We continue to discuss how far we want to take this initial rewrite of our update process.  We are also in progress of redesigning our whole automated install process and ultimately we want the update process to utilize what we are putting into place there.  However, we have a more immediate need to have the operations team rollout some updates and decide that version 1 of the update process will do no more than we have already in place today (in terms of reporting), but it will be automated such that the DBAs only need to review the central output file for any problems. Selection of the systems requiring an update into a special CMS group can be done in an automated fashion as well as scheduling the update itself in SQLAgent. We decide to make further enhancements for logging the process’s results into a central table in a future version.

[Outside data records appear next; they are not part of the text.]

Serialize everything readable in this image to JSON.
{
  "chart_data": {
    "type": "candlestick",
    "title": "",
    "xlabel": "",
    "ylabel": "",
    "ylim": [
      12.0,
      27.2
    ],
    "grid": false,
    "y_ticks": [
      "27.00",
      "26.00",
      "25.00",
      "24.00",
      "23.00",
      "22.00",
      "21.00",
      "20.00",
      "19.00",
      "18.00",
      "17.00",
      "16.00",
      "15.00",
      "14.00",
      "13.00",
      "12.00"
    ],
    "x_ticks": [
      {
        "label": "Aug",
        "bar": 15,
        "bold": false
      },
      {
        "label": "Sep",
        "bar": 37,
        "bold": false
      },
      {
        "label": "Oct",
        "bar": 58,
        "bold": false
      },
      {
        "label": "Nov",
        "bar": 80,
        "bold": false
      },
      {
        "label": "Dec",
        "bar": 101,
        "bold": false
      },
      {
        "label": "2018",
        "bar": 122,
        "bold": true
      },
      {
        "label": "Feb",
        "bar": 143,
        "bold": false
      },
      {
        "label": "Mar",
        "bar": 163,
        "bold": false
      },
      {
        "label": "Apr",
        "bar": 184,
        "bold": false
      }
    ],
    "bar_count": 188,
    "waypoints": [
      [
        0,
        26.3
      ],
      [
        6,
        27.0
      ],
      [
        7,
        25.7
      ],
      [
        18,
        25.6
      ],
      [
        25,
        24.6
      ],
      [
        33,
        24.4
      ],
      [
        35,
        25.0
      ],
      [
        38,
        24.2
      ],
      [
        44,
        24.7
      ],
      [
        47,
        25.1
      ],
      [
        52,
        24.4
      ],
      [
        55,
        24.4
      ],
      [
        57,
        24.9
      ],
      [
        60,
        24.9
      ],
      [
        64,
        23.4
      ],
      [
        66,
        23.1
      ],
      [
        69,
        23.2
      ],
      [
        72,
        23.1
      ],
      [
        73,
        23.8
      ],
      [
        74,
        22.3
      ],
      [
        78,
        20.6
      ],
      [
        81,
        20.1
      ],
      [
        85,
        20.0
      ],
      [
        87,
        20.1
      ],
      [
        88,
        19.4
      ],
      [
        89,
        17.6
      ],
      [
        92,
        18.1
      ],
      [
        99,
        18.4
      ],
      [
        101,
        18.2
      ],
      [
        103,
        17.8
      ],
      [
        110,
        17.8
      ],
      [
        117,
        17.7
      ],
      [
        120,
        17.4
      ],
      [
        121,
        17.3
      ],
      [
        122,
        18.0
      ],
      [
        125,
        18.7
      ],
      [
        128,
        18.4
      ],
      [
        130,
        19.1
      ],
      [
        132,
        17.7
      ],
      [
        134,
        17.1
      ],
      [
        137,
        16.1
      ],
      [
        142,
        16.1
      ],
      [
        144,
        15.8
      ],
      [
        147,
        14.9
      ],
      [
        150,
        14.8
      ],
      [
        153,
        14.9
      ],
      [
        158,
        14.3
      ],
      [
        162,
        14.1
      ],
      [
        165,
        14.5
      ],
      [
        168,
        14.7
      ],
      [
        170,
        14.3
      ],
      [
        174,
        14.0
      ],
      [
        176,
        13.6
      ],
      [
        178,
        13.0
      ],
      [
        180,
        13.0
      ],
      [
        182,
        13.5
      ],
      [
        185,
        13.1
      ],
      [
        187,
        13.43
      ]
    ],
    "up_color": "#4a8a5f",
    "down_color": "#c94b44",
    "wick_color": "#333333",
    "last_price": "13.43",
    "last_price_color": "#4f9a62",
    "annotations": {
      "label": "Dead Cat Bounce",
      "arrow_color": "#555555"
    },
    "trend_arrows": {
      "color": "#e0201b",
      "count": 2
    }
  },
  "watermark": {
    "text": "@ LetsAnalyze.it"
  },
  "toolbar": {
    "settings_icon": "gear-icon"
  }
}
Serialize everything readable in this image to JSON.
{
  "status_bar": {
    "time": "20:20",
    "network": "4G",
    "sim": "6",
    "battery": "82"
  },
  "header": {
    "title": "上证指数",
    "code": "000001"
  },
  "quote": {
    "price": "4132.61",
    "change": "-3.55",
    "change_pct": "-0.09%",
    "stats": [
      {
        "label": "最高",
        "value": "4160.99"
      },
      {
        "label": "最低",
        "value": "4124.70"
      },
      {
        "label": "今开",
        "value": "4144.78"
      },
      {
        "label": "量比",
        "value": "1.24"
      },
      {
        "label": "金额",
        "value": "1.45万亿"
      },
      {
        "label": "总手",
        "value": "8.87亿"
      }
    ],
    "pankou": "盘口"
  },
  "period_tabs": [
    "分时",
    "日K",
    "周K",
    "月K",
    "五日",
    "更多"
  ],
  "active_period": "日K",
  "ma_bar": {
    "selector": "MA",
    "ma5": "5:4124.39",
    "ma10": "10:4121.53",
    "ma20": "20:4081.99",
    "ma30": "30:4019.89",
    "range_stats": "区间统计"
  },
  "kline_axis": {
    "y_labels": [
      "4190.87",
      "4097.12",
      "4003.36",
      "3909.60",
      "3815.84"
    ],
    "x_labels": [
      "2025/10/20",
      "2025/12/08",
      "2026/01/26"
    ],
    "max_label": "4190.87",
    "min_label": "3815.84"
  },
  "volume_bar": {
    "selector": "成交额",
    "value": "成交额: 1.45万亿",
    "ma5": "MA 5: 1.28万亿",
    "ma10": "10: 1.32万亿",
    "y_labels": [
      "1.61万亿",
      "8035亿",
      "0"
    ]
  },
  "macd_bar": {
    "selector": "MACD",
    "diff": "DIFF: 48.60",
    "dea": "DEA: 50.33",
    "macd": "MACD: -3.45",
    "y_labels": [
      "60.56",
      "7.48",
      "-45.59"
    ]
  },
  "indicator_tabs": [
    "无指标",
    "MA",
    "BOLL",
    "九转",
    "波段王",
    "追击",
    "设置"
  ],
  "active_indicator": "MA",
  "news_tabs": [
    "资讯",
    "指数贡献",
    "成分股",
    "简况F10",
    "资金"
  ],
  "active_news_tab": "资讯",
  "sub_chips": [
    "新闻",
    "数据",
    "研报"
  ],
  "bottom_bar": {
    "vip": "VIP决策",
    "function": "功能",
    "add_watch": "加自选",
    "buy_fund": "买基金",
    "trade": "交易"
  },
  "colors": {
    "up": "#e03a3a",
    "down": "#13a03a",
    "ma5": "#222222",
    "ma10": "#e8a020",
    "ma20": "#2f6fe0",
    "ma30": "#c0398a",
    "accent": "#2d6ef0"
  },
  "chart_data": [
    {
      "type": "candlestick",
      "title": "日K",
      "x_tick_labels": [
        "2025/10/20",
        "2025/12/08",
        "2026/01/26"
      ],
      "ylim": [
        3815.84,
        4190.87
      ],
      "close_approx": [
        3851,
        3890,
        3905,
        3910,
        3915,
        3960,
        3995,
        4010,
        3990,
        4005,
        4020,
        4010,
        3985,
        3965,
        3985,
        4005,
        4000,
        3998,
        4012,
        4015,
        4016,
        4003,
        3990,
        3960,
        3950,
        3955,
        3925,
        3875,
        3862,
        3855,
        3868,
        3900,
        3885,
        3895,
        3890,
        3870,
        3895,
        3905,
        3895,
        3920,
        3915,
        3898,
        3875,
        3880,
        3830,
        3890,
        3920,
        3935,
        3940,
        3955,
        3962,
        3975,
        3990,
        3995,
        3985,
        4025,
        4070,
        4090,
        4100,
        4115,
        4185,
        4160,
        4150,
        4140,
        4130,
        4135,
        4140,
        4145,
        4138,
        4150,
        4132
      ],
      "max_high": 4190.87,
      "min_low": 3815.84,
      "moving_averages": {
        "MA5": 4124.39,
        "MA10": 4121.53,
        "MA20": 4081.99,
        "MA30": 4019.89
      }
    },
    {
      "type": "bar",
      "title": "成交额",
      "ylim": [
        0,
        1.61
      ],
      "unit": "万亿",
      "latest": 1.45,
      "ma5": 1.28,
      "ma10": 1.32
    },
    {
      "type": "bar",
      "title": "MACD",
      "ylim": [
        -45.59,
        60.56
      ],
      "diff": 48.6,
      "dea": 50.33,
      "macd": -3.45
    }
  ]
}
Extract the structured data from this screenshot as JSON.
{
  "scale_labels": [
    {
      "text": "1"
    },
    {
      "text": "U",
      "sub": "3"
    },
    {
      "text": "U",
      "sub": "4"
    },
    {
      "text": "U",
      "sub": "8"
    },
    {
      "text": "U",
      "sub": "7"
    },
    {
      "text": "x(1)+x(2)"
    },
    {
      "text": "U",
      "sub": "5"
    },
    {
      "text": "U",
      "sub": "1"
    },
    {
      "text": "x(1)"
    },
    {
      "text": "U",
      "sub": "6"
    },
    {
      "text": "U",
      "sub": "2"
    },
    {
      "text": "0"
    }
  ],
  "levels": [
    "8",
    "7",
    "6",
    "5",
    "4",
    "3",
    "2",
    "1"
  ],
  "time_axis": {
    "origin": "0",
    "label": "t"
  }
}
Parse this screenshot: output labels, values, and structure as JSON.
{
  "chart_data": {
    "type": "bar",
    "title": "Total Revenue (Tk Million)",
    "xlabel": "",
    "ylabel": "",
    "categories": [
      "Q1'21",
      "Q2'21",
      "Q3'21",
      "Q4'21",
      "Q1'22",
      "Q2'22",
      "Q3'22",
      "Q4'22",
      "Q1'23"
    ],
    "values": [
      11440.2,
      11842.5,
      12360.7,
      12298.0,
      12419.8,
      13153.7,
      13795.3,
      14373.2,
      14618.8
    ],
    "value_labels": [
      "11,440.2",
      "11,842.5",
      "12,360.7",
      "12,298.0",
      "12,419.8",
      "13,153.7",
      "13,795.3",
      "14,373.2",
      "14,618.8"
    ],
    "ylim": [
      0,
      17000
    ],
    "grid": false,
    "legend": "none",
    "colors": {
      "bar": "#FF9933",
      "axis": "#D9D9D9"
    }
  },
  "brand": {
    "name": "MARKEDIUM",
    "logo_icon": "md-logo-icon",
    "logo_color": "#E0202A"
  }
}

Our meeting continues with more brainstorming about the consequences of developing an install and configuration solution for SQL Server which can account for multiple versions and differing customer standards (e.g. install locations). We plot out on the whiteboard differing ways we can handle this – probably the umpteenth discussion like this that we’ve had; but each time we come in with new experiences and thoughts from what we decided previously and in some cases started trying to implement and we are therefore continually refining the solution.  We are becoming more confident that we are developing a standardized, but flexible solution which is also more sustainable across multiple versions of SQL Server than our existing process.

The meeting concludes and although I’m anxious to try the code snippet my colleague found, it is really time for me to head home. I arrived at the office much earlier this morning than my normal start time trying to beat the rain and now I need to try to get home before the next round hits. There is some flooding already occurring around town. Working further on this script can wait until later. I know that once I do get started back on it, I won’t stop until I have it totally finished. That’s my life!

I probably learned more today in trying all the ways that didn’t work the way I thought they would than if the first code I tried had worked. This experience will pay off later, I know.

Today was an “Edison day”:

I am not discouraged, because every wrong attempt discarded is another step forward.

I have not failed. I’ve just found 10,000 ways that didn’t work.

 

P.S. I did finally get the script functioning the way I wanted the following day and it will save our operations team hundreds and maybe even thousands of hours. This is what I do!